Kreeft starts speaking about Bombadil at 19:00. Interesting is the interviewers take (siding with the anti-Bombadil crowd) versus Kreeft's---which beautifully articulates my feelings on the matter.
I have no issue with Bombadil as a concept, or his existence in Middle-Earth; the Bombadil poems are fine. My issue is with the pointlessness of his appearance in LotR. In fact, I see his as am impediment to good storytelling, because not only does nothing happen - the main characters accomplish nothing, and learn nothing - but he actively removes their agency.
The hobbits get caught by Old Man Willow, are rescued by the Hand of God, and learn and accomplish nothing. The hobbilts get caught by the barrow-wights, are rescued by the Hand of God, and learn and accomplish nothing. IIRC, they don't even find Merry's magic sword on their own, he hands the swords to them, with them having done nothing to earn them. The whole thing has about as much function as "Merry finds a magic sword in a field."

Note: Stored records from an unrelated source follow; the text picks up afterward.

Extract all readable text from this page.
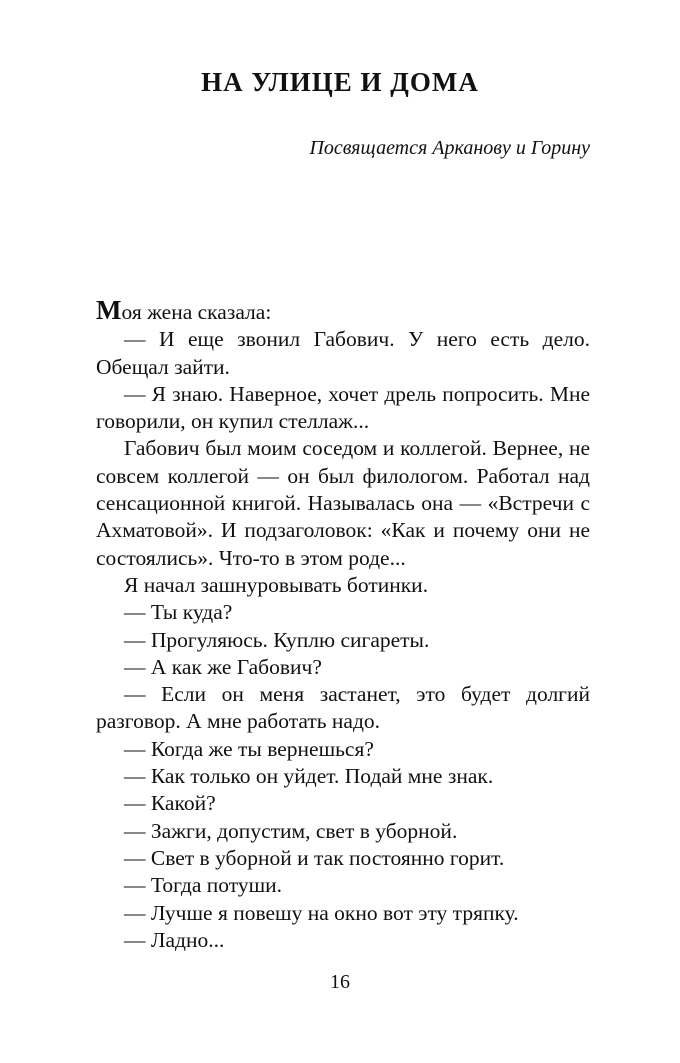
НА УЛИЦЕ И ДОМА
Посвящается Арканову и Горину

Моя жена сказала:

— И еще звонил Габович. У него есть дело. Обещал зайти.

— Я знаю. Наверное, хочет дрель попросить. Мне говорили, он купил стеллаж...

Габович был моим соседом и коллегой. Вернее, не совсем коллегой — он был филологом. Работал над сенсационной книгой. Называлась она — «Встречи с Ахматовой». И подзаголовок: «Как и почему они не состоялись». Что-то в этом роде...

Я начал зашнуровывать ботинки.

— Ты куда?

— Прогуляюсь. Куплю сигареты.

— А как же Габович?

— Если он меня застанет, это будет долгий разговор. А мне работать надо.

— Когда же ты вернешься?

— Как только он уйдет. Подай мне знак.

— Какой?

— Зажги, допустим, свет в уборной.

— Свет в уборной и так постоянно горит.

— Тогда потуши.

— Лучше я повешу на окно вот эту тряпку.

— Ладно...

16
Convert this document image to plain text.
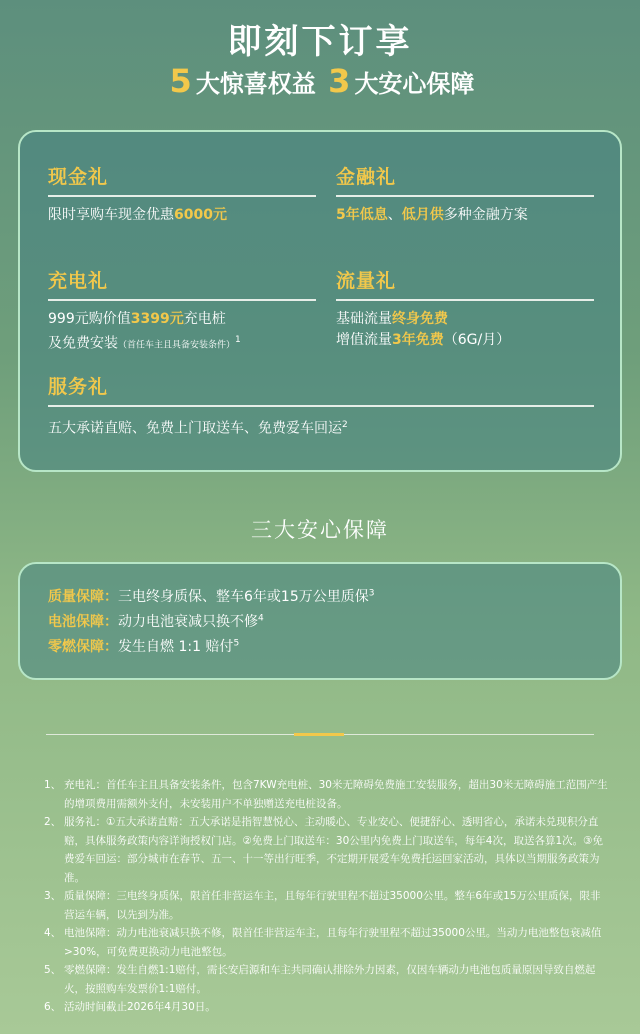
即刻下订享
5 大惊喜权益 3 大安心保障
现金礼
限时享购车现金优惠6000元
金融礼
5年低息、低月供多种金融方案
充电礼
999元购价值3399元充电桩
及免费安装（首任车主且具备安装条件）$^1$
流量礼
基础流量终身免费
增值流量3年免费（6G/月）
服务礼
五大承诺直赔、免费上门取送车、免费爱车回运$^2$
三大安心保障
质量保障：三电终身质保、整车6年或15万公里质保$^3$
电池保障：动力电池衰减只换不修$^4$
零燃保障：发生自燃 1:1 赔付$^5$
1、 充电礼：首任车主且具备安装条件，包含7KW充电桩、30米无障碍免费施工安装服务，超出30米无障碍施工范围产生的增项费用需额外支付，未安装用户不单独赠送充电桩设备。
2、 服务礼：①五大承诺直赔：五大承诺是指智慧悦心、主动暖心、专业安心、便捷舒心、透明省心，承诺未兑现积分直赔，具体服务政策内容详询授权门店。②免费上门取送车：30公里内免费上门取送车，每年4次，取送各算1次。③免费爱车回运：部分城市在春节、五一、十一等出行旺季，不定期开展爱车免费托运回家活动，具体以当期服务政策为准。
3、 质量保障：三电终身质保，限首任非营运车主，且每年行驶里程不超过35000公里。整车6年或15万公里质保，限非营运车辆，以先到为准。
4、 电池保障：动力电池衰减只换不修，限首任非营运车主，且每年行驶里程不超过35000公里。当动力电池整包衰减值>30%，可免费更换动力电池整包。
5、 零燃保障：发生自燃1:1赔付，需长安启源和车主共同确认排除外力因素，仅因车辆动力电池包质量原因导致自燃起火，按照购车发票价1:1赔付。
6、 活动时间截止2026年4月30日。
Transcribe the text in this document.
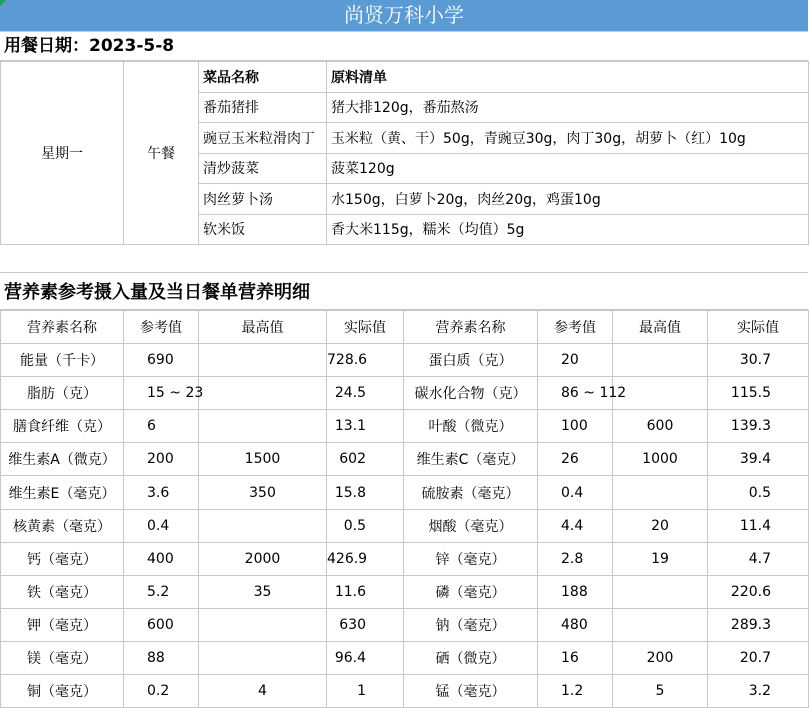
尚贤万科小学
用餐日期：2023-5-8
星期一	午餐	菜品名称	原料清单
		番茄猪排	猪大排120g，番茄熬汤
		豌豆玉米粒滑肉丁	玉米粒（黄、干）50g，青豌豆30g，肉丁30g，胡萝卜（红）10g
		清炒菠菜	菠菜120g
		肉丝萝卜汤	水150g，白萝卜20g，肉丝20g，鸡蛋10g
		软米饭	香大米115g，糯米（均值）5g
营养素参考摄入量及当日餐单营养明细
营养素名称	参考值	最高值	实际值	营养素名称	参考值	最高值	实际值
能量（千卡）	690		728.6	蛋白质（克）	20		30.7
脂肪（克）	15 ~ 23		24.5	碳水化合物（克）	86 ~ 112		115.5
膳食纤维（克）	6		13.1	叶酸（微克）	100	600	139.3
维生素A（微克）	200	1500	602	维生素C（毫克）	26	1000	39.4
维生素E（毫克）	3.6	350	15.8	硫胺素（毫克）	0.4		0.5
核黄素（毫克）	0.4		0.5	烟酸（毫克）	4.4	20	11.4
钙（毫克）	400	2000	426.9	锌（毫克）	2.8	19	4.7
铁（毫克）	5.2	35	11.6	磷（毫克）	188		220.6
钾（毫克）	600		630	钠（毫克）	480		289.3
镁（毫克）	88		96.4	硒（微克）	16	200	20.7
铜（毫克）	0.2	4	1	锰（毫克）	1.2	5	3.2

I understand how Bombadil first got there, because as I understand it he was telling these stories to his kids as a serial, and a random episode works fine in that context. So he added a crossover with a old character AND his rogues' gallery, who (as with many poor crossovers and sequels) are up to the exact same tricks they were in the original poem, and defeated by Bombadil in the same way (he may have even had the same dialog). I think the work would have been better if he had the discipline to excise an element that added nothing to the overall work, or publish it as a separate short story, or shove it into an appendix like Arwen's story.
"...if they come from the concious mind..." is a major part of what's wrong with much Adventure-writing/fiction in my opinion. The creatively is too predictable and meditative, and as a result feels too tidy and artificial.
I agree with this assessment. WotC adventures are formulaic, antiseptic, and have a far too 21st century sensibility for what amounts to, at the latest, an early modern or 19th century political, social and technological environment. They exist in a clockwork universe in which every element has a logical explanation
which must be explained to the DM, even if the logic is a bit dodgy, and eschews any mystery. The OSR's focus on the mythic underworld is a reaction to this, if nothing else.